Культ войны, героизма, фронтовой жизни возник, собственно, еще во времена Веймарской республики и привлекал не только фанатиков и откровенных милитаристов (не говоря уже о национал-социалистах), но и некоторую часть консервативной публики. Но уже при Гитлере война с особой силой и яростным напором внедрялась в общественное сознание как некое идеальное состояние. Все средства были хороши, чтобы доказать необходимость и неизбежность грядущей бойни. Ведь Германия, по нехитрой мысли пропагандистов, была окружена врагами, и их необходимо было сокрушить. Так укоренялась глубоко патологическая структура сознания общества, видящего – вслед за своим вождем – в разрушительной войне, способной привести лишь к новым массовым потерям, единственный выход и решение всех проблем.

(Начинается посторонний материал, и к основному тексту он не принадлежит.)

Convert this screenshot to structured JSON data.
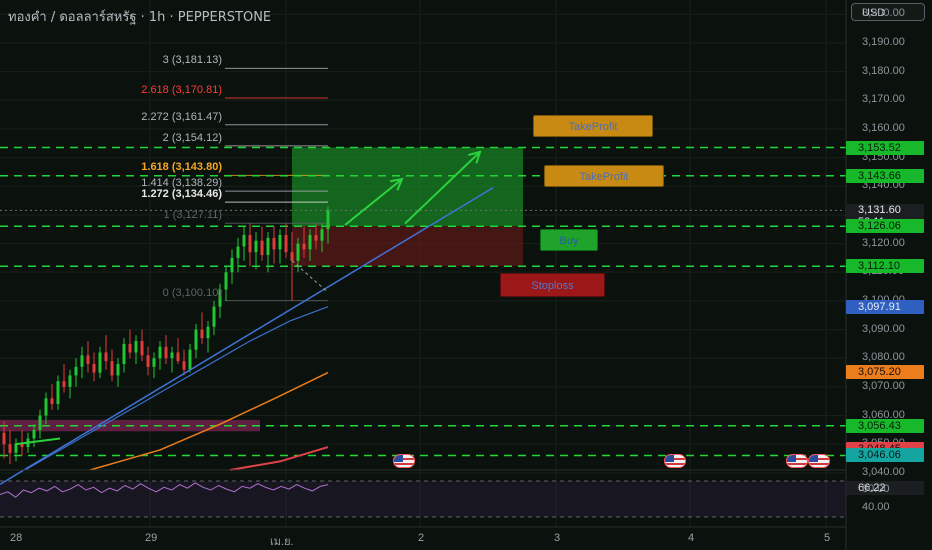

Антидемократический военный роман все больше становился важнейшим медиумом военной эйфории. На сцене безраздельно господствовали патриотически-героические военные драмы, полностью оттеснившие драму пацифистскую. Еще в 1930 году нацисты организовали срыв показа фильма по роману Ремарка. Это был симптом полного отсутствия у антивоенного кинематографа шансов достичь своего зрителя. Экраном все заметнее овладевал грубо милитаристский фильм, который, как и литература, усиливал ненависть к демократии и тоску по сильной руке, которая разрубит все гордиевы узлы и выведет народ к процветанию. Все формы искусства и литературы в рейхе должны были убеждать читателя и зрителя, что Германия «встала с колен», что «позор Версальского мира» окончательно снят. Так закреплялась жажда реванша и создавался образ врага, освобождающий от всякой моральной ответственности. Нацистская идеология крайне нуждалась в таком образе врага как внутреннего (либералы, демократы, евреи), так и внешнего, в которого постепенно превращались многие страны Европы, и прежде всего Советский союз. Литература не только озвучивала и оживляла штампы нацистской пропаганды, но и давала ей импульсы. Чем кончились все эти усилия, мы знаем…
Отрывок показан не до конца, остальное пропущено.